Optimization of Neural Networks with Linear Solvers | by Tim Forster

How to optimize nonlinear neural networks in more than one dimension using linear solvers.

Photo by Sam Moghadam Khamseh on Unsplash

Recently, I stumbled over a problem that required me to create a model which takes more than one input feature and predicts a continuous output.

Then, I needed to get the best possible output from that model, which in my case was the lowest possible numerical value. So, in other words, I needed to solve an optimization problem.

The issue was (and I only realized it at that stage) that the environment I was working in did not allow me to use nonlinear things or sophisticated frameworks— so no neural networks, no nonlinear solvers, nothing…

But, the model I created worked well (considering the low number of data points I trained it on), and I did not want to delete all my codes and start from scratch with a linear model.

So, after a cup of coffee ☕, I decided to use this nonlinear model I already trained to generate a number of small linear ones.
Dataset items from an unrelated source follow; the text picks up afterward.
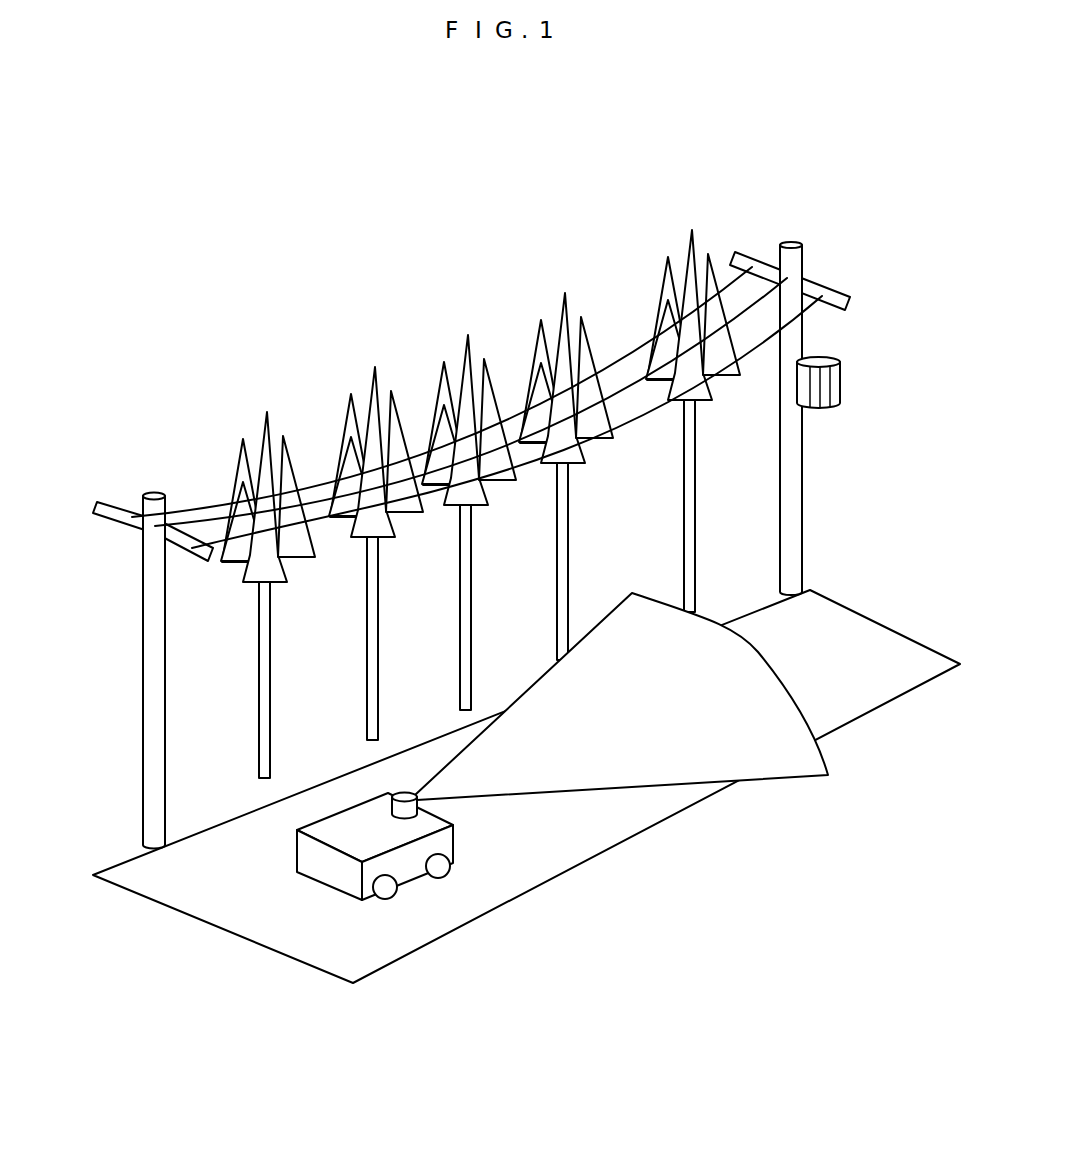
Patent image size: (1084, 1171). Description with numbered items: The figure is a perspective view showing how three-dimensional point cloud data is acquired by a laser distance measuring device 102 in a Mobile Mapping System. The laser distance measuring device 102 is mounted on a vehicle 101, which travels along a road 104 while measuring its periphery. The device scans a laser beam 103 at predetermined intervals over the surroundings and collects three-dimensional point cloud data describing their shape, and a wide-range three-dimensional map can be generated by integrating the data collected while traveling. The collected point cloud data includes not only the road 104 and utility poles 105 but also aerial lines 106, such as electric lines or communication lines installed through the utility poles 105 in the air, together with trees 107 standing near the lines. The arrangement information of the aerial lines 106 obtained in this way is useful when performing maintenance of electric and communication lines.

The vehicle 101 is at (402, 878).
The laser distance measuring device 102 is at (393, 797).
The laser beam 103 is at (805, 770).
The road 104 is at (635, 827).
The utility pole 105 is at (785, 240).
The aerial line 106 is at (640, 347).
The tree 107 is at (263, 445).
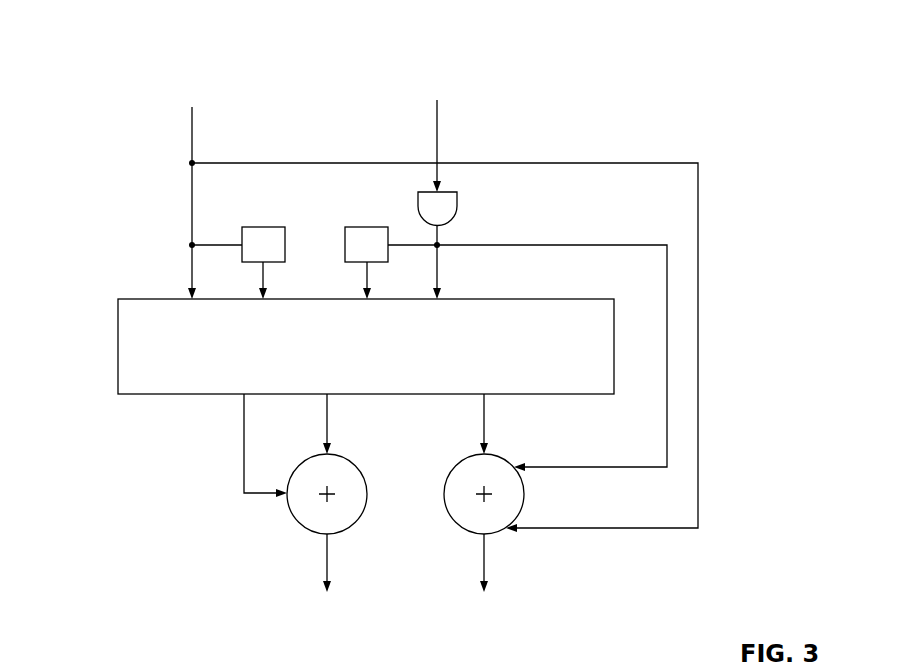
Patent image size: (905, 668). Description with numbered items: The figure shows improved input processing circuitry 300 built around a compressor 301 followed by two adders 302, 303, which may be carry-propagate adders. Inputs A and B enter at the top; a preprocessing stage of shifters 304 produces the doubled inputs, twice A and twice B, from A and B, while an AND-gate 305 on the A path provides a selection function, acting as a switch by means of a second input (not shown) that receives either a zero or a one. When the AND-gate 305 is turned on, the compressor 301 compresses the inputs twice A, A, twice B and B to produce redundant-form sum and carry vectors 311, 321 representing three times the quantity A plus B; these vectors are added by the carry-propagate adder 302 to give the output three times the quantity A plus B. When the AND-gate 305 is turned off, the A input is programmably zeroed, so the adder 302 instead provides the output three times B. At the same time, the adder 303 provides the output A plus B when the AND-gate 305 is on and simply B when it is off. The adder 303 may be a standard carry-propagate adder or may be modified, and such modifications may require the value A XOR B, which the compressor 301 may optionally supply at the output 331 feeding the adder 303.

Then I could use a linear solver to solve the optimization problem.

Sounds maybe not like the best or most promising idea, but at least it sounds exciting 😄.

This notebook is a step-by-step example of how this whole thing worked. So get a coffee ☕, start Python 🐍, and follow me 😄.

So, the initial steps I mentioned above are visualized in Figure 1.

We got some features x and y and could observe some outputs f(x,y) from the real world. The dataset we colleced was relatively small. Also, we did this sampling in the past and we are not able to collect more samples. If we want to find an optimum using directly these data points or a linear interpolation between them, we might get inaccurate results, so let’s use another method.

As mentioned, I used this small data set to train a model. Let us stick to an artificial neural network (ANN) here and describe the trained neural network as F(x,y). Then, we can use this model and evaluate it as many times as we want.